1
votes

In the snowflake documents about bulk loading from AWS S3, they are saying like :

You can load directly from the bucket, but Snowflake recommends creating an external stage that references the bucket and using the external stage instead.

So my first question is: Why does Snowflake recommend creating an external stage rather than loading it directly from a bucket? Is there a reason for this? Or If you have any documentation explaining why, please let me know. :)

And my second question is: In the architecture diagram of Bulk Loading from a Local File System, there are arrows(➡) from data files to stage, but in the case of Bulk Loading from Amazon S3, there are no arrows from Data Files to external stage. What is the difference between with and without arrows?

Bulk Loading from Amazon S3: https://docs.snowflake.com/en/user-guide/data-load-s3.html

Bulk Loading from a Local File System: https://docs.snowflake.com/en/user-guide/data-load-local-file-system.html

1
Considering that S3 consistency guarantees where improved just recently, direct loading from S3 may now be "more ok" than before.oakad

1 Answers

1
votes

The stage hold all the permissions for the bucket, so and security role can create deal with the AWS tokens, and then grant access to the stage for reads/writes, to other roles, this separates the two tasks of loading data, and securing data.
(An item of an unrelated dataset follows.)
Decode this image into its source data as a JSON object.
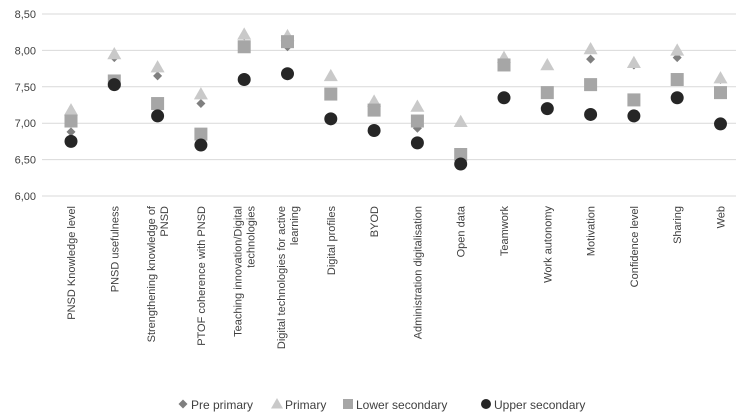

It also allows the stage to have tokens changed/updated, and code/users using it are not impacted, or even changing to methods where (name escapes me but the) dynamic key exchange happens, so key rotation is all automatic between S3/AWS. Which how we do it, in fact we have many stages, for different sources of data, and the security aspects on business policies do not need to be known handle by the data engineer's who build the ETL code.